A 2009 CNN Money article shows that some Detroit-area churches were already at that time “taking a hands-on approach to saving their neighborhoods, plowing millions into buying and redeveloping local housing and businesses.” The author noted that Detroit was known for “its ever-increasing pockets of barren land and abandoned housing,” and that it “may be the most financially devastated city in the country.” To read more of this article, see here.

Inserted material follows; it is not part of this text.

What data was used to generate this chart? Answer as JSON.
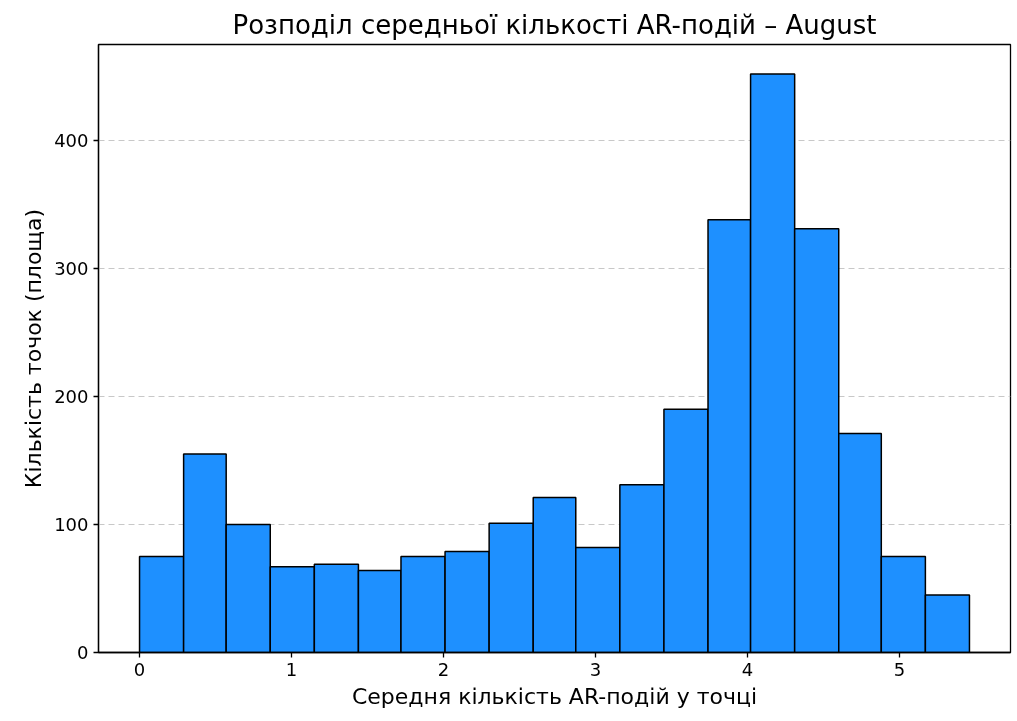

In the midst of such ruin, it’s exciting and encouraging to see God’s people rise up with the power of God’s kingdom that is in our midst and within us (Luke 17:20-21), and work together to see large-scale transformation take place throughout a city, and in many hearts and lives. Pastor Bob Shirock, the founder of the EACH initiative, says “he got the idea to mobilize churches after traveling overseas and witnessing Christians uniting to serve the disadvantaged. Shirock yearned to replicate the outreach coalition in Detroit.” May it be that God’s people living in other cities soon have even greater stories to tell.

You are the light of the world. A city built on a hill cannot be hidden. Neither do people light a lamp and put it under a bowl. Instead they put it on its stand, and it gives light to everyone in the house. In the same way, let your light shine before others, that they may see your good deeds and glorify your Father in heaven” (Matthew 5:14-15).

But you have come to Mount Zion, to the city of the living God, the heavenly Jerusalem. You have come to thousands upon thousands of angels in joyful assembly, to the church of the firstborn, whose names are written in heaven. You have come to God, the Judge of all, to the spirits of the righteous made perfect, to Jesus the mediator of a new covenant, and to the sprinkled blood that speaks a better word than the blood of Abel” (Hebrews 12:22-24).

Then the angel showed me the river of the water of life, as clear as crystal, flowing from the throne of God and of the Lamb down the middle of the great street of the city. On each side of the river stood the tree of life, bearing twelve crops of fruit, yielding its fruit every month. And the leaves of the tree are for the healing of the nations” (Revelation 22:1-2).